Will Enterprise Architecture become a dinosaur?

The world have changed dramatically and a few years time and Enterprise Architecture have to adopt to a new environment or risk become getting as extinct as dinosaurs.

We have been talking about The need for more agile IT, What does the concept of DevOps mean to companies today, Need for speed to market and A scrapyard of old crap in a series of  interviews at Architecture Corner. They all touch the urge to be more flexible and faster for IT in order support the changing businesses and new market conditions.

Is there a problem?

The development of new products & services and adoption rate of those are much faster today than before. It took 75 years for telephone to reach 100 M users. For Instagram, it took two years to to reach the same amount of users.

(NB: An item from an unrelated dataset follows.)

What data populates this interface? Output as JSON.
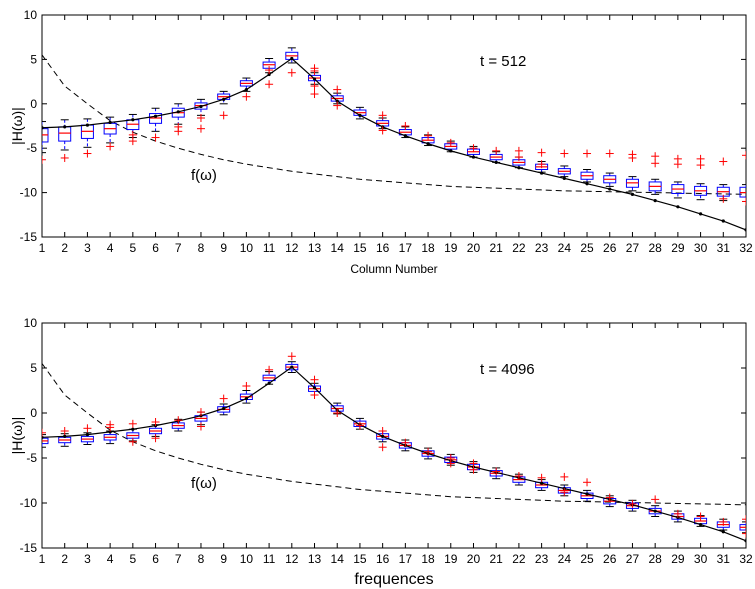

Time to reach 100 M users - Vala Afshar

The digital revolution make the world spin faster and faster. At least it looks like that.

The lifetime of companies have decreased substantially for a number of decades. In the good old days, the lifetime of a Fortune 500 company was forty to fifty years. Now, it shrunk to a mere twelve years and I don't think it will grow again.

If you can't handle change in your organization, the chances are huge that your brand will be bought or your company become marginalized. As business getting more and more dependent on IT, IT must be able to change in a faster pace than today. 

But why are we not able to change? 

Working with a number of large companies, I see three different problems that all have to be addressed in different ways. They are interlinked and we can't improve without taking care for all of them, at least a bit.

    * Technology inventions forces business models to change faster
    * The lack of incentives for change 
    * Best practices ain't best anymore

Technology inventions forces companies to dump existing product segments or to find new streams of revenue. Looking back at the massive onslaught in textile manufacturing to today's bleeding mobile-phone companies. A good example is Sony who today loses a lot of money per sold mobile they build, but earns $20 per phone on all high-end smart-phones thanks to selling the camera components to major manufactures as Apple and Samsung.

The lack of incentives to change is a chapter in it's own and need at least separate article.

Finally, best practices ain't best anymore. This is where we touch Enterprise Architecture, but also project management methods and how we do service operations.

TOGAF, PM3, RUP, ITIL and others were not written with the need for fast changes in mind. They were developed in a world where you defined requirements and the changes were few, neither very often. Today we have to be more agile and this need puts new requirements on how we work with enterprise architecture and other areas.

Can you tell us the solution?

Here is where the new mindset comes in.  If I should say yes or no to the question, I would fall in the same trap as those methods we just talked about. 

My answer is that we have to do a lot of small changes to improve how we work, step by step, piece by piece. If one piece doesn't work in the context for a particular company, we have to adapt the method to the need and not the other way around.

This is why I would say probably. We are a number of colleagues who have been working for a while with a more agile approach to Enterprise Architecture, based on smaller increments, less detail, more business involvement and no requirements for a few years now. We think that this is a better way forward than traditional Enterprise Architecture and waterfall-style methods.

Remember, there is no silver bullet in changing enterprises.